Home is Where the Heart is

A psychiatrist friend, now passed on, used to use a phrase that his students would quote: “Be it ever so miserable, there’s no place like home.”

I think that was Bob’s way of warning his interns that the children of dysfunctional families would want to return to the only home they knew.

The law of karma warns us that even in our next life we will be drawn to the familiar.  If we are used to anger in this life then, as we are shopping for our next stop in time, we’ll be drawn to parents who are yelling at each another.  Perhaps now, while we can, we should examine this tendency.

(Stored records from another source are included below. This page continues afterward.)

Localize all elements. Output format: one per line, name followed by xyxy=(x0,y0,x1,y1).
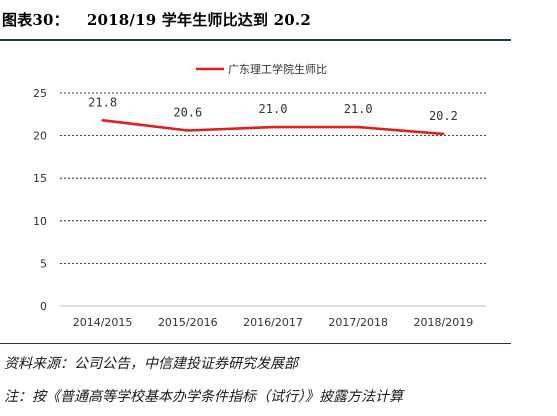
data-point xyxy=(101,119,104,122)
chart-legend: 广东理工学院生师比 xyxy=(196,62,327,76)
data-point xyxy=(442,132,445,136)
data-point xyxy=(186,129,189,132)
source-note: 资料来源：公司公告，中信建投证券研究发展部 xyxy=(4,356,298,372)
data-label: 20.2 xyxy=(429,109,458,123)
data-label: 21.0 xyxy=(259,102,288,116)
y-axis-ticks: 0 5 10 15 20 25 xyxy=(33,87,47,313)
x-tick-label: 2018/2019 xyxy=(414,316,474,329)
y-tick-label: 15 xyxy=(33,172,47,185)
chart-series xyxy=(101,119,445,136)
y-tick-label: 25 xyxy=(33,87,47,100)
x-tick-label: 2016/2017 xyxy=(243,316,303,329)
x-tick-label: 2017/2018 xyxy=(328,316,388,329)
y-tick-label: 20 xyxy=(33,130,47,143)
y-tick-label: 0 xyxy=(40,300,47,313)
chart-gridlines xyxy=(60,92,486,307)
figure-heading: 2018/19 学年生师比达到 20.2 xyxy=(86,11,311,29)
figure-title: 图表30： 2018/19 学年生师比达到 20.2 xyxy=(2,9,311,30)
bottom-rule xyxy=(0,343,511,344)
figure-number: 图表30： xyxy=(2,11,69,29)
data-point xyxy=(357,125,360,129)
x-tick-label: 2014/2015 xyxy=(73,316,133,329)
top-rule xyxy=(0,39,511,41)
x-axis-ticks: 2014/2015 2015/2016 2016/2017 2017/2018 2018… xyxy=(73,316,474,329)
data-point xyxy=(271,125,275,129)
data-label: 20.6 xyxy=(173,105,202,119)
x-tick-label: 2015/2016 xyxy=(158,316,218,329)
method-note: 注：按《普通高等学校基本办学条件指标（试行）》披露方法计算 xyxy=(4,389,403,405)
data-label: 21.8 xyxy=(88,95,117,109)
y-tick-label: 5 xyxy=(40,257,47,270)
y-tick-label: 10 xyxy=(33,215,47,228)
legend-label: 广东理工学院生师比 xyxy=(228,62,327,76)
data-labels: 21.8 20.6 21.0 21.0 20.2 xyxy=(88,95,458,123)
data-label: 21.0 xyxy=(344,102,373,116)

I expect that Bob was thinking about how, right then and there, reality was miserable for a lot of children—never mind in some hypothetical future.  And even as adults, most of us know more than enough about feelings of helplessness.  Perhaps diminished by the work we do and feeling a lack of honest engagement with other human beings, we may not see a path to self-respect or know how to avoid future pain for ourselves and for others.

My psychiatrist friend’s phrase speaks directly to the attraction felt by neglected children toward whatever comes closest to home for them.  It also sheds a light on how adults get stuck in a familiar status quo: “Be it ever so miserable”.  Health care in America is a sad example: its failure to deliver preventative health care to all not only destroys many lives but hits the pocket book of everyone.  What is familiar hypnotizes us.  It’s as if the limited knowledge to which we cling is afraid to admit new members into the country club of our minds, lest we recognize a larger reality and see that our ideas about the world are flawed.  The lure of the familiar seems to stem from a fear of the unknown.  But it is only in the unknown that we can discover what we need in order to realize our potential and embark on the journey for which we have been granted life and breath.

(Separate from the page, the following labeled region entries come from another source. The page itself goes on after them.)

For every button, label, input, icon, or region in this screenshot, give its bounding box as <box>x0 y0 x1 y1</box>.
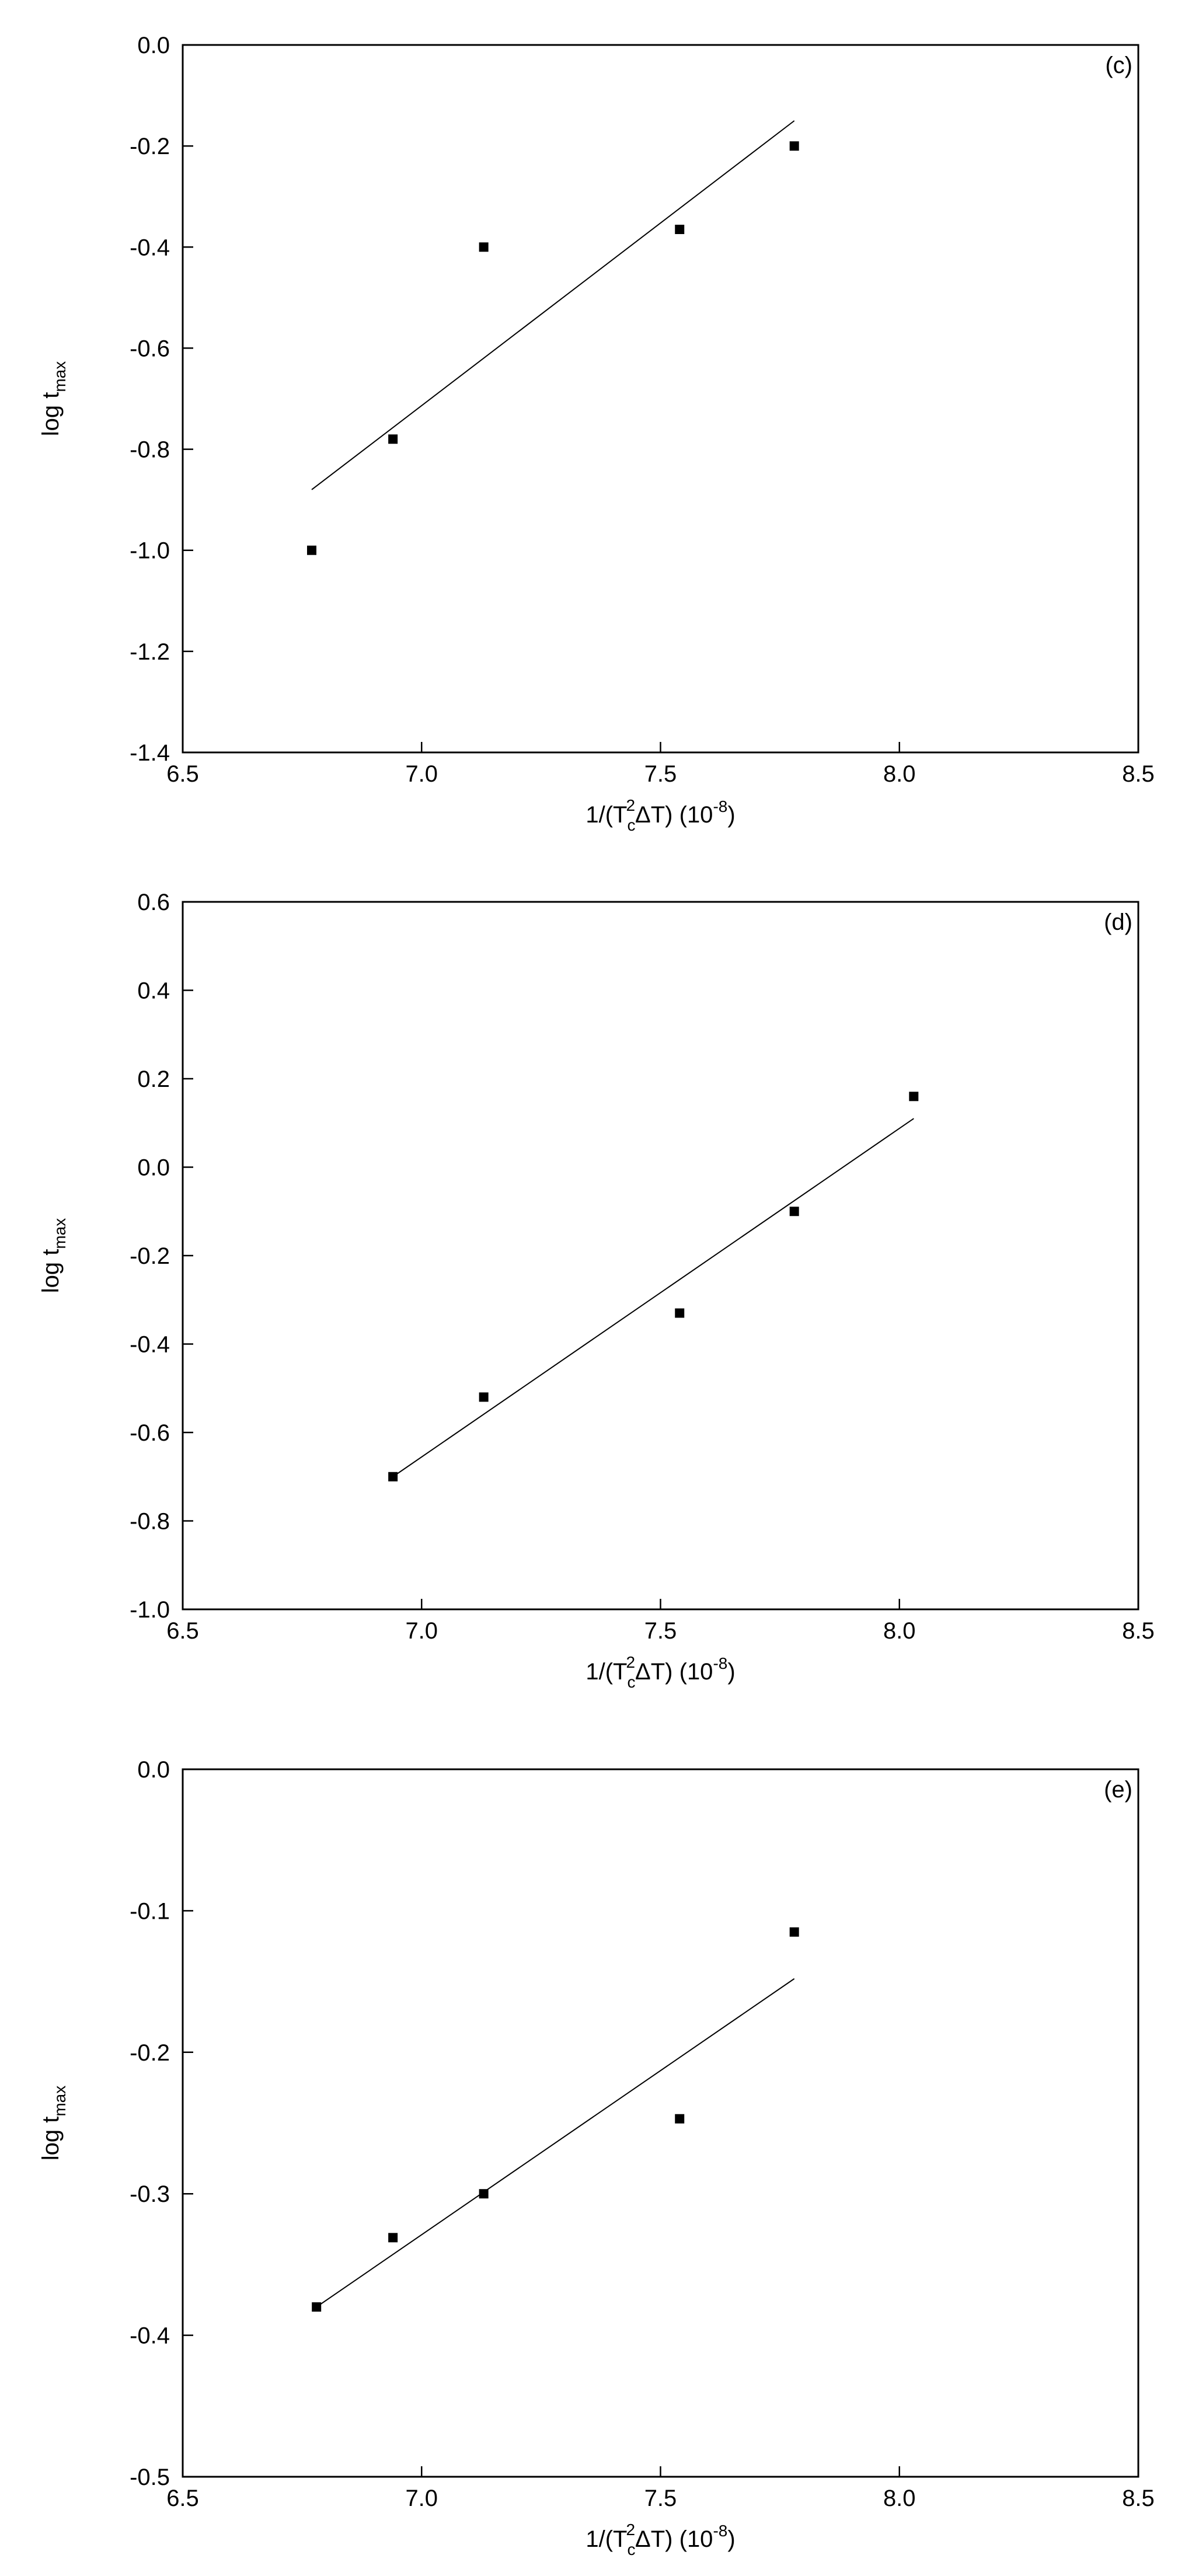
y-tick-label: -1.4 <box>130 740 170 766</box>
y-tick-label: 0.2 <box>137 1066 170 1092</box>
y-tick-label: -0.5 <box>130 2465 170 2490</box>
x-axis-label-part: 1/(T <box>585 802 627 828</box>
x-tick-label: 7.5 <box>644 1618 677 1644</box>
x-tick-label: 7.0 <box>405 2486 438 2511</box>
y-tick-label: -0.6 <box>130 336 170 361</box>
x-axis-label: 1/(Tc 2ΔT) (10-8) <box>585 796 735 834</box>
y-tick-label: 0.0 <box>137 33 170 58</box>
x-tick-label: 7.0 <box>405 1618 438 1644</box>
x-tick-label: 8.0 <box>883 761 916 787</box>
y-tick-label: -0.2 <box>130 1243 170 1269</box>
x-axis-label-part: 2 <box>626 1653 635 1671</box>
y-tick-label: -0.4 <box>130 1332 170 1358</box>
y-tick-label: -0.4 <box>130 235 170 260</box>
y-tick-label: -0.1 <box>130 1898 170 1924</box>
data-point <box>675 224 685 234</box>
x-tick-label: 8.5 <box>1122 761 1155 787</box>
x-axis-label-part: ΔT) (10 <box>635 1659 713 1685</box>
x-axis-label-part: ) <box>727 802 735 828</box>
x-tick-label: 7.5 <box>644 2486 677 2511</box>
fit-line <box>316 1978 795 2307</box>
chart-panel: 6.5 7.0 7.5 8.0 8.5 -1.0 -0.8 -0.6 -0.4 -0.2 0.0 0.… <box>38 890 1155 1691</box>
y-tick-label: 0.6 <box>137 890 170 915</box>
data-point <box>789 1207 799 1216</box>
y-axis-label: log tmax <box>38 2086 69 2161</box>
x-axis-label: 1/(Tc 2ΔT) (10-8) <box>585 1653 735 1691</box>
data-point <box>479 1392 489 1402</box>
x-axis-label-part: 1/(T <box>585 2526 627 2552</box>
data-point <box>789 141 799 151</box>
data-point <box>479 242 489 252</box>
x-axis-label-part: 1/(T <box>585 1659 627 1685</box>
y-tick-label: 0.0 <box>137 1155 170 1181</box>
y-axis-label-part: max <box>51 361 69 392</box>
plot-area <box>182 901 1139 1611</box>
data-point <box>909 1092 919 1101</box>
y-tick-label: -1.0 <box>130 538 170 564</box>
x-tick-label: 7.5 <box>644 761 677 787</box>
x-axis-label-part: 2 <box>626 796 635 814</box>
y-tick-label: -0.2 <box>130 2040 170 2066</box>
x-axis-label-part: ΔT) (10 <box>635 2526 713 2552</box>
data-point <box>306 545 316 555</box>
y-tick-label: -0.2 <box>130 134 170 159</box>
x-tick-label: 8.5 <box>1122 2486 1155 2511</box>
y-tick-label: -1.2 <box>130 639 170 665</box>
y-axis-label-part: log t <box>38 2117 64 2161</box>
y-tick-label: -0.8 <box>130 437 170 463</box>
y-axis-label: log tmax <box>38 1218 69 1294</box>
data-point <box>388 1472 398 1482</box>
y-tick-label: -0.8 <box>130 1509 170 1535</box>
y-axis-label-part: log t <box>38 1249 64 1294</box>
y-tick-label: 0.4 <box>137 978 170 1004</box>
fit-line <box>392 1118 914 1477</box>
annotation: (c) <box>1105 53 1132 78</box>
fit-line <box>311 120 795 490</box>
y-axis-label-part: log t <box>38 392 64 437</box>
data-point <box>675 1308 685 1318</box>
x-tick-label: 6.5 <box>166 1618 199 1644</box>
x-axis-label-part: c <box>627 1673 635 1691</box>
x-axis-label-part: 2 <box>626 2521 635 2539</box>
data-point <box>789 1927 799 1937</box>
x-tick-label: 6.5 <box>166 2486 199 2511</box>
x-axis-label-part: c <box>627 2540 635 2558</box>
x-tick-label: 6.5 <box>166 761 199 787</box>
x-axis-label-part: -8 <box>713 797 727 815</box>
data-point <box>388 2233 398 2243</box>
data-point <box>675 2114 685 2124</box>
data-point <box>388 434 398 444</box>
y-tick-label: -0.4 <box>130 2323 170 2349</box>
y-tick-label: 0.0 <box>137 1757 170 1783</box>
y-axis-label-part: max <box>51 1218 69 1249</box>
chart-panel: 6.5 7.0 7.5 8.0 8.5 -0.5 -0.4 -0.3 -0.2 -0.1 0.0 (e… <box>38 1757 1155 2558</box>
x-axis-label-part: c <box>627 816 635 834</box>
x-tick-label: 8.0 <box>883 1618 916 1644</box>
plot-area <box>182 44 1139 754</box>
y-tick-label: -0.3 <box>130 2181 170 2207</box>
x-tick-label: 7.0 <box>405 761 438 787</box>
y-tick-label: -1.0 <box>130 1597 170 1623</box>
x-axis-label-part: -8 <box>713 2522 727 2540</box>
y-axis-label: log tmax <box>38 361 69 437</box>
x-axis-label-part: ) <box>727 1659 735 1685</box>
annotation: (e) <box>1104 1777 1132 1803</box>
annotation: (d) <box>1104 909 1132 935</box>
x-axis-label: 1/(Tc2ΔT) (10-8) <box>585 2521 735 2558</box>
x-tick-label: 8.5 <box>1122 1618 1155 1644</box>
x-axis-label-part: -8 <box>713 1654 727 1672</box>
x-tick-label: 8.0 <box>883 2486 916 2511</box>
y-tick-label: -0.6 <box>130 1420 170 1446</box>
data-point <box>312 2302 322 2312</box>
x-axis-label-part: ) <box>727 2526 735 2552</box>
data-point <box>479 2189 489 2199</box>
plot-area <box>182 1768 1139 2478</box>
chart-panel: 6.5 7.0 7.5 8.0 8.5 -1.4 -1.2 -1.0 -0.8 -0.6 -0.4 -… <box>38 33 1155 834</box>
y-axis-label-part: max <box>51 2086 69 2117</box>
x-axis-label-part: ΔT) (10 <box>635 802 713 828</box>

The saying, “Home is where the heart is,” celebrates the places in which we feel most comfortable, inspired, and valued—a feeling that often harkens back to a time when others helped us get a start in life.  Gratitude for our early teachers is certainly a good first step to making their guidance our own, but a more revolutionary interpretation of this phrase puts our heart itself at the center, not some home it has already found.

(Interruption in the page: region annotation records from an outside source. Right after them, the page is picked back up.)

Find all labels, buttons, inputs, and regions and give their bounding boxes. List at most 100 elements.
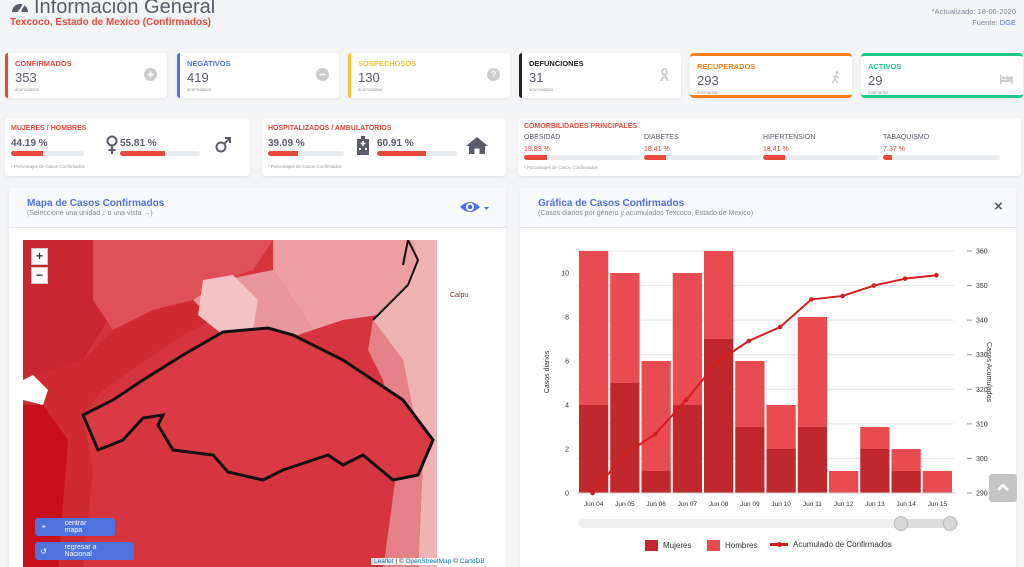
hospital-label: HOSPITALIZADOS / AMBULATORIOS: [268, 125, 392, 132]
stat-sublabel: estimados: [697, 90, 718, 95]
bar-hombres: [797, 317, 827, 427]
map-region[interactable]: [373, 240, 437, 567]
chart-range-slider[interactable]: [578, 519, 958, 528]
stat-card-activos: ACTIVOS 29 estimados: [861, 53, 1023, 98]
home-icon: [466, 137, 488, 154]
map-region[interactable]: [23, 300, 213, 567]
point-acumulado: [871, 283, 877, 288]
men-bar: [120, 151, 200, 156]
back-national-button[interactable]: ↺ regresar a Nacional: [35, 542, 134, 560]
stat-card-confirmados: CONFIRMADOS 353 acumulados: [5, 53, 167, 98]
walking-icon: [831, 71, 840, 84]
page-title: Información General: [34, 0, 216, 18]
close-icon[interactable]: ×: [994, 198, 1003, 215]
map-place-label: Calpu: [450, 292, 469, 299]
stat-label: RECUPERADOS: [697, 62, 756, 71]
point-acumulado: [590, 490, 595, 496]
map-region[interactable]: [273, 240, 418, 330]
y-tick-label: 6: [565, 359, 569, 366]
stat-card-negativos: NEGATIVOS 419 acumulados: [177, 53, 339, 98]
page-subtitle: Texcoco, Estado de Mexico (Confirmados): [10, 17, 211, 28]
cartodb-link[interactable]: CartoDB: [459, 558, 485, 565]
women-percentage: 44.19 %: [11, 138, 48, 149]
choropleth-map[interactable]: [23, 240, 437, 567]
source-label: Fuente:: [972, 18, 998, 27]
x-tick-label: Jun 07: [678, 501, 698, 508]
stat-label: SOSPECHOSOS: [358, 59, 417, 68]
attribution-sep: ©: [451, 558, 460, 565]
scroll-top-button[interactable]: [989, 474, 1017, 502]
minus-circle-icon: [316, 68, 329, 81]
gender-label: MUJERES / HOMBRES: [11, 125, 87, 132]
y-right-tick-label: 300: [976, 456, 988, 463]
center-map-button[interactable]: ⌖ centrar mapa: [35, 518, 115, 536]
source-link[interactable]: DGE: [999, 18, 1016, 27]
zoom-out-button[interactable]: −: [31, 267, 48, 284]
osm-link[interactable]: OpenStreetMap: [405, 558, 452, 565]
y-right-tick-label: 330: [976, 352, 988, 359]
stat-sublabel: acumulados: [187, 87, 212, 92]
comorbidity-bar: [524, 155, 641, 160]
cases-chart: 0 2 4 6 8 10 290 300 310 320 330 340 350 360 Casos dia…: [544, 249, 992, 509]
x-tick-label: Jun 10: [771, 501, 791, 508]
map-region[interactable]: [23, 375, 48, 405]
male-icon: [215, 137, 231, 153]
comorbidity-name: TABAQUISMO: [883, 134, 930, 141]
selected-municipality-outline[interactable]: [81, 326, 435, 482]
stat-label: CONFIRMADOS: [15, 59, 72, 68]
stat-card-recuperados: RECUPERADOS 293 estimados: [690, 53, 852, 98]
bar-mujeres: [704, 339, 734, 493]
bar-hombres: [922, 471, 952, 493]
bar-mujeres: [797, 427, 827, 493]
legend-mujeres[interactable]: Mujeres: [645, 540, 691, 551]
point-acumulado: [777, 324, 783, 330]
x-tick-label: Jun 05: [615, 501, 635, 508]
map-region[interactable]: [198, 275, 258, 335]
ambulatory-percentage: 60.91 %: [377, 138, 414, 149]
stat-value: 29: [868, 73, 883, 88]
stat-value: 419: [187, 70, 209, 85]
hospital-card: HOSPITALIZADOS / AMBULATORIOS 39.09 % 60…: [262, 118, 506, 176]
legend-label: Mujeres: [663, 541, 692, 550]
map-region[interactable]: [93, 240, 273, 330]
update-info: *Actualizado: 18-06-2020 Fuente: DGE: [932, 6, 1016, 28]
point-acumulado: [652, 431, 658, 437]
range-handle-left[interactable]: [894, 516, 908, 531]
attribution-sep: | ©: [393, 558, 406, 565]
comorbidity-percentage: 18.41 %: [763, 146, 789, 153]
view-toggle-eye-icon[interactable]: [459, 199, 489, 215]
point-acumulado: [809, 297, 814, 302]
comorbidities-card: COMORBILIDADES PRINCIPALES OBESIDAD 19.83…: [518, 118, 1021, 176]
y-tick-label: 2: [565, 447, 569, 454]
bed-icon: [1000, 75, 1013, 84]
dashboard-gauge-icon: [12, 3, 28, 13]
stat-label: DEFUNCIONES: [529, 59, 584, 68]
line-acumulado: [591, 274, 937, 494]
bar-hombres: [641, 361, 671, 471]
stat-value: 130: [358, 70, 380, 85]
center-map-label: centrar mapa: [64, 520, 87, 534]
bar-mujeres: [579, 405, 609, 493]
x-tick-label: Jun 12: [834, 501, 854, 508]
y-right-tick-label: 350: [976, 283, 988, 290]
chart-panel-header: [520, 188, 1016, 228]
comorbidities-note: * Porcentajes de Casos Confirmados: [524, 165, 598, 170]
stat-sublabel: acumulados: [358, 87, 383, 92]
plus-circle-icon: [144, 68, 157, 81]
chart-range-window[interactable]: [898, 519, 958, 528]
map-panel-header: [9, 188, 506, 228]
comorbidity-bar: [644, 155, 761, 160]
updated-date: *Actualizado: 18-06-2020: [931, 7, 1016, 16]
legend-acumulado[interactable]: Acumulado de Confirmados: [770, 540, 892, 549]
leaflet-link[interactable]: Leaflet: [374, 558, 394, 565]
map-regions[interactable]: [23, 240, 437, 567]
comorbidity-percentage: 18.41 %: [644, 146, 670, 153]
x-tick-label: Jun 08: [709, 501, 729, 508]
legend-hombres[interactable]: Hombres: [707, 540, 757, 551]
bar-hombres: [704, 251, 734, 339]
hospitalized-percentage: 39.09 %: [268, 138, 305, 149]
female-icon: [106, 135, 118, 154]
zoom-in-button[interactable]: +: [31, 248, 48, 265]
range-handle-right[interactable]: [943, 516, 957, 531]
map-panel-subtitle: (Seleccione una unidad ↓ o una vista →): [27, 210, 153, 217]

When we throw open the curtains and sunlight pours into our dreary room, our sense that we are at home in the world may come from a bird singing in the branches of a tree across the street.  Drawn into a larger world, we discover that our home is really the great sweep of all possible futures—not just for us but for everyone—shimmering, never completely realized, and which reaches out to us like a friend on whom we can always count.